Video: TechWatch: Internet traffic jam

updated 12/28/2006 4:03:25 PM ET 2006-12-28T21:03:25

Apple Computer Inc.’s popular iTunes Music Store appeared to be back to normal Thursday, two days after shoppers wielding new iPods and gift cards faced error messages and long delays while trying to download songs.

Apple officials didn’t return telephone calls Thursday and the company has not explained why some shoppers on Monday and Tuesday experienced 20-minute delays to download a song.

But Wall Street analysts said the delays were probably caused by music sales that dramatically exceeded the Cupertino-based company’s own forecasts and resulted in too many people trying to access the site at once.

Four times as many people visited the iTunes on Christmas than at the same time last year, according to online market researcher Hitwise.

Frazzled users began posting urgent help messages Monday and Tuesday on Apple's technical forum for iTunes, complaining they were either not allowed into the store or were told the system couldn't process their request to download songs and videos.

It was not immediately clear how many people were affected by the slowdowns.

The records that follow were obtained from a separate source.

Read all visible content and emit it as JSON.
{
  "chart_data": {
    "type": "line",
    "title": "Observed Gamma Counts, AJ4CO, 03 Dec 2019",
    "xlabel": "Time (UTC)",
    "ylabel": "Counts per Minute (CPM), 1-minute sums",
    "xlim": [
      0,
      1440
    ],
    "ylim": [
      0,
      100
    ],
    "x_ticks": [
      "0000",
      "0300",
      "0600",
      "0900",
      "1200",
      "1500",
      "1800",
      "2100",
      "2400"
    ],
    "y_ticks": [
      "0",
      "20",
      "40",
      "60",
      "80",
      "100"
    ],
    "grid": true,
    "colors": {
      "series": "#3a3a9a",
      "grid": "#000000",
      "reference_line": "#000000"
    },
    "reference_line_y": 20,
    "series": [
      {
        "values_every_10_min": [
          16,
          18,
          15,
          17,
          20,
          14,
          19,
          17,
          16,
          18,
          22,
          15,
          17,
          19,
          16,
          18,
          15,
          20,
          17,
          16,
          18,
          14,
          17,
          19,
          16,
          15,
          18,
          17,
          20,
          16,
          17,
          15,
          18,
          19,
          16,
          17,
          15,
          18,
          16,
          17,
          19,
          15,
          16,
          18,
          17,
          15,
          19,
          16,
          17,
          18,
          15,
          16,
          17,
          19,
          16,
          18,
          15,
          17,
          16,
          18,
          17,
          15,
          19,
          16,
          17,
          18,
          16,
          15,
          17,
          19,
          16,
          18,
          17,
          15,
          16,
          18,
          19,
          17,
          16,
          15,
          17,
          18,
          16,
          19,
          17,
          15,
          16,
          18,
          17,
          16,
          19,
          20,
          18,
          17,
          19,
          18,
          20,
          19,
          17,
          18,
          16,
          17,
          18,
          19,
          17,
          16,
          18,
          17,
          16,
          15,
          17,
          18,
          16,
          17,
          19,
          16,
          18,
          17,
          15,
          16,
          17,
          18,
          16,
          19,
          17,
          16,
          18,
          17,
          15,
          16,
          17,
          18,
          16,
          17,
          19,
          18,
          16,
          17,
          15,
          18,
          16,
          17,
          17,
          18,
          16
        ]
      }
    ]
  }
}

Dan Frakes, a senior editor at Macworld magazine and, a Web site focused on digital music, said he and some colleagues were unable to access the iTunes store or received error messages when they tried to download songs early this week.

However, others breezed through the process hassle-free, and Frakes successfully downloaded songs again on Wednesday. He said the problem likely was not as widespread as the frustrated discussion group chatter might indicate.

"The store itself was working, there was just too much traffic," he said. "It's a good bet that most people were able to get through."

Analysts said they didn't anticipate a rash of iPod returns because of the delays.

Instead, "It's actually created more positive buzz among analysts — traffic was so great it blew up the site," said Gene Munster, senior research analyst at Piper Jaffray. "If anything it could be a positive — demand was better than they were expecting."

Apple commands about 75 percent of the market for downloaded music, but could lose as much as 5 percent of that market share in 2007 because of increased competition from rival services, according to Piper Jaffray.

The company’s stock price fell more than 1 percent to $80.49 in Thursday afternoon trading on the Nasdaq Stock Market.

"What you're seeing is the tremendous success of the iPod," said Michael Gartenberg, vice president and research director with JupiterResearch. "No doubt it was a very, very popular gift, and no matter how well you plan on the server side of the equation, there are always times when you get caught short."